De acuerdo con la información, uno de los detenidos al parecer es el sicario que le disparó a Herrera, mientras que de las otras dos personas se sospecha que participaron en la logística del homicidio, según el Cuerpo Técnico de Investigación (CTI) de la Fiscalía General, que participó en las detenciones junto con la Policía.
Se prevé que en las próximas horas una fiscal de la Seccional de Norte de Santander presente a los detenidos ante un juez penal de control de garantías para imputarles los delitos de "homicidio agravado y fabricación, tráfico, porte o tenencia de armas de fuego partes, accesorios y municiones".
Herrera, de 48 años de edad, había recibido amenazas por su trabajo en la frontera con Venezuela por lo que tenía un esquema de protección que, sin embargo, no lo acompañaba el día del asesinato porque estaban de descanso, según su viuda.
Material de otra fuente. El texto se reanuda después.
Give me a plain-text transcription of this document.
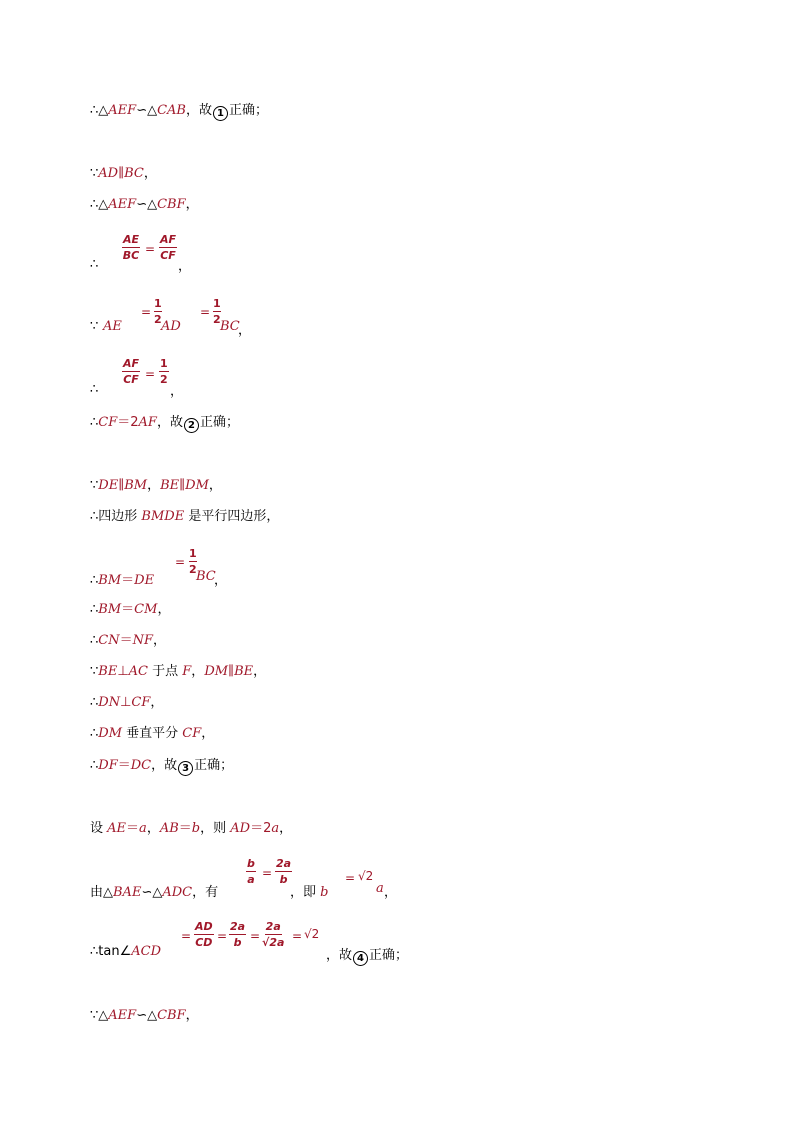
∴△AEF∽△CAB，故 1 正确；
∵AD∥BC，
∴△AEF∽△CBF，
∴
$\frac{AE}{BC} = \frac{AF}{CF}$
，
∵ AE
= $\frac{1}{2}$
AD
= $\frac{1}{2}$
BC
，
∴
$\frac{AF}{CF} = \frac{1}{2}$
，
∴CF＝2AF，故 2 正确；
∵DE∥BM，BE∥DM，
∴四边形 BMDE 是平行四边形，
∴BM＝DE
= $\frac{1}{2}$
BC
，
∴BM＝CM，
∴CN＝NF，
∵BE⊥AC 于点 F，DM∥BE，
∴DN⊥CF，
∴DM 垂直平分 CF，
∴DF＝DC，故 3 正确；
设 AE＝a，AB＝b，则 AD＝2a，
由△BAE∽△ADC，有
$\frac{b}{a} = \frac{2a}{b}$
，即 b
= √2
a ，
∴tan∠ACD
= $\frac{AD}{CD} = \frac{2a}{b} = \frac{2a}{√2a} = √2$
，故 4 正确；
∵△AEF∽△CBF，
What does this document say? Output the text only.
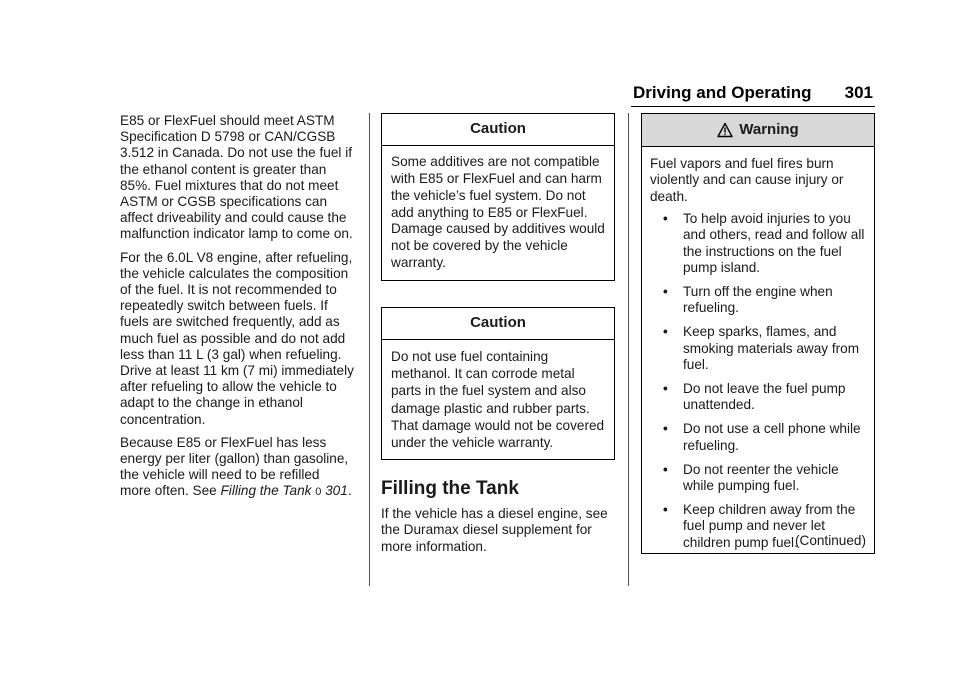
Driving and Operating 301

E85 or FlexFuel should meet ASTM Specification D 5798 or CAN/CGSB 3.512 in Canada. Do not use the fuel if the ethanol content is greater than 85%. Fuel mixtures that do not meet ASTM or CGSB specifications can affect driveability and could cause the malfunction indicator lamp to come on.

For the 6.0L V8 engine, after refueling, the vehicle calculates the composition of the fuel. It is not recommended to repeatedly switch between fuels. If fuels are switched frequently, add as much fuel as possible and do not add less than 11 L (3 gal) when refueling. Drive at least 11 km (7 mi) immediately after refueling to allow the vehicle to adapt to the change in ethanol concentration.

Because E85 or FlexFuel has less energy per liter (gallon) than gasoline, the vehicle will need to be refilled more often. See Filling the Tank 0 301.

Caution

Some additives are not compatible with E85 or FlexFuel and can harm the vehicle’s fuel system. Do not add anything to E85 or FlexFuel. Damage caused by additives would not be covered by the vehicle warranty.

Caution

Do not use fuel containing methanol. It can corrode metal parts in the fuel system and also damage plastic and rubber parts. That damage would not be covered under the vehicle warranty.

Filling the Tank

If the vehicle has a diesel engine, see the Duramax diesel supplement for more information.

Warning

Fuel vapors and fuel fires burn violently and can cause injury or death.

• To help avoid injuries to you and others, read and follow all the instructions on the fuel pump island.
• Turn off the engine when refueling.
• Keep sparks, flames, and smoking materials away from fuel.
• Do not leave the fuel pump unattended.
• Do not use a cell phone while refueling.
• Do not reenter the vehicle while pumping fuel.
• Keep children away from the fuel pump and never let children pump fuel.
(Continued)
El periodista, que trabajaba como asesor de comunicaciones de la Secretaría de Seguridad de Cúcuta y denunciaba la corrupción, fue atacado a tiros en el barrio Quinta Oriental de esa ciudad por un hombre que estaba a bordo de una motocicleta y que se dio a la fuga.
Hace un año, Herrera contó que su nombre apareció en una lista de periodistas amenazados por cumplir su labor, algo que no le quitó las ganas de seguir trabajando.